“Heaven is so far off. The present is all that I can see, and it is as black as death. Death! it would be sweet to die now with your arms around me; but to live year after year with him! How can I go to him, now that I have known you? How can I bear his presence, his touch?”

She shuddered there in Cecil’s arms. All her being shrunk in repugnance at the thought of Snoqualmie.

“Thank God for death!” said Cecil, brokenly.

“It is so long to wait,” she murmured, “and I am so young and strong.”

His kisses fell on cheek and brow. She drew down his head and put her cheek against his and clung to him as if she would never let him go.

It was a strange scene, the mournful parting of the lovers in the gloom of the forest and the night. To 214 the east, through the black net-work of leaves and branches, a dull red glow marked the crater of Mount Hood, and its intermittent roar came to them through the silence. It was a night of mystery and horror,—a fitting night for their tragedy of love and woe. The gloom and terror of their surroundings seemed to throw a supernatural shadow over their farewell.

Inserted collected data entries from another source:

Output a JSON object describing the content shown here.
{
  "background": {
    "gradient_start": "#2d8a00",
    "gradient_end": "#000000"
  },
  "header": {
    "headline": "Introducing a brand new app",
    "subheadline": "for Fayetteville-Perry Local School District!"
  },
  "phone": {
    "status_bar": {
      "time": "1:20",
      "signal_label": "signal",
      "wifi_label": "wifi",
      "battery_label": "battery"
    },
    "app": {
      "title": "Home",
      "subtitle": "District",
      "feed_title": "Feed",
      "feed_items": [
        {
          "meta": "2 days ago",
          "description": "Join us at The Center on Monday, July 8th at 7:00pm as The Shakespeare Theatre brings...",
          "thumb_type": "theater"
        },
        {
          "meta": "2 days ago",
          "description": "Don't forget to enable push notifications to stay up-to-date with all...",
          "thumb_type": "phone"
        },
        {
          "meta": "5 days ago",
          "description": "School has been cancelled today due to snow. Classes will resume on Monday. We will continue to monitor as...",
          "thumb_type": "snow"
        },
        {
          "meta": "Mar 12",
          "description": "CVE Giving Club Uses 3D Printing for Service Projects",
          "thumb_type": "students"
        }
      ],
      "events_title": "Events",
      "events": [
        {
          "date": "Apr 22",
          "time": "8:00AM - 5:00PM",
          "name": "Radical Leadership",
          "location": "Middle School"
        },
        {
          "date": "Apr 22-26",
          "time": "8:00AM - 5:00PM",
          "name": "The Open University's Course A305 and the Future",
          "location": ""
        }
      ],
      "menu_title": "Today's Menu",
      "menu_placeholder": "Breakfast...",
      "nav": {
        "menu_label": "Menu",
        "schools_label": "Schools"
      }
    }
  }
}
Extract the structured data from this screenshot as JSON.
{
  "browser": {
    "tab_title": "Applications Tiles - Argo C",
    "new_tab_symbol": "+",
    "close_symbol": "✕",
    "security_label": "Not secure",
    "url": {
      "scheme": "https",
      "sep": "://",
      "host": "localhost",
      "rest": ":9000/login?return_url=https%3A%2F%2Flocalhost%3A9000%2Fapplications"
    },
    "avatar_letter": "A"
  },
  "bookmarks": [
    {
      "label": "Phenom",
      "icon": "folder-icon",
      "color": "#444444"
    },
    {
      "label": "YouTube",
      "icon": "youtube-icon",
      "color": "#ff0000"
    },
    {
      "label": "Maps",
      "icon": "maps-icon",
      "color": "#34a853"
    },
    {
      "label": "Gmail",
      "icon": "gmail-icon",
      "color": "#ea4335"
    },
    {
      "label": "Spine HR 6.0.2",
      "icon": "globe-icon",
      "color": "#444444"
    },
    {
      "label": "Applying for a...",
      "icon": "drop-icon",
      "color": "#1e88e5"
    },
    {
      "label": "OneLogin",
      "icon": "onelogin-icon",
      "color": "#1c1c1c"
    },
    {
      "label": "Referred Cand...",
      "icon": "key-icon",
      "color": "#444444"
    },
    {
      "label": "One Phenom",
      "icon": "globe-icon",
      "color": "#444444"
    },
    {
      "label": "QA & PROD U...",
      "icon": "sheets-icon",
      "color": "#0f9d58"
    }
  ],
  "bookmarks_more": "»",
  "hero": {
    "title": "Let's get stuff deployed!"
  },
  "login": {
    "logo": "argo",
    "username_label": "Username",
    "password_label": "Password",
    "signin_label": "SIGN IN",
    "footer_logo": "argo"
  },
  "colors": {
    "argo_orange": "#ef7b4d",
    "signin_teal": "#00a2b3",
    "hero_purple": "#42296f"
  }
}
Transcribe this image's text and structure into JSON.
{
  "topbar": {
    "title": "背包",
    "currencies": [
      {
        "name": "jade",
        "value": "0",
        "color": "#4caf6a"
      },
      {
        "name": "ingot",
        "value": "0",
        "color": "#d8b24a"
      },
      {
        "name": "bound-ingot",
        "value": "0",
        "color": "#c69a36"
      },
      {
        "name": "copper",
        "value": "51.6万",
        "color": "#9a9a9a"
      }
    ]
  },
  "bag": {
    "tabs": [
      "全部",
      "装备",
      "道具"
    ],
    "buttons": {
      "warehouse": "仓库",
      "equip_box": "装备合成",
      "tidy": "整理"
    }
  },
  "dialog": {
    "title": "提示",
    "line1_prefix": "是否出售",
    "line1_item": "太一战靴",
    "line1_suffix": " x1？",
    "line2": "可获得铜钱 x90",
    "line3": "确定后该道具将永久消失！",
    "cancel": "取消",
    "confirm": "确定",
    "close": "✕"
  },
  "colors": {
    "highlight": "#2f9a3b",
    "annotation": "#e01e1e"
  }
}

“The burning mountain is angry to-night,” said Wallulah, at last. “Would that it might cover us up with its ashes and stones, as the Indians say it once did two lovers back in the old time.”

“Alas, death never comes to those who wish for it. When the grace and sweetness are all fled from our lives, and we would be glad to lie down in the grave and be at rest, then it is that we must go on living. Now I must go. The longer we delay our parting the harder it will be.”

“Not yet, not yet!” cried Wallulah. “Think how long I must be alone,—always alone until I die.”

“God help us!” said Cecil, setting his teeth. “I will dash my mission to the winds and fly with you. What if God does forsake us, and our souls are lost! I would rather be in the outer darkness with you than in heaven without you.”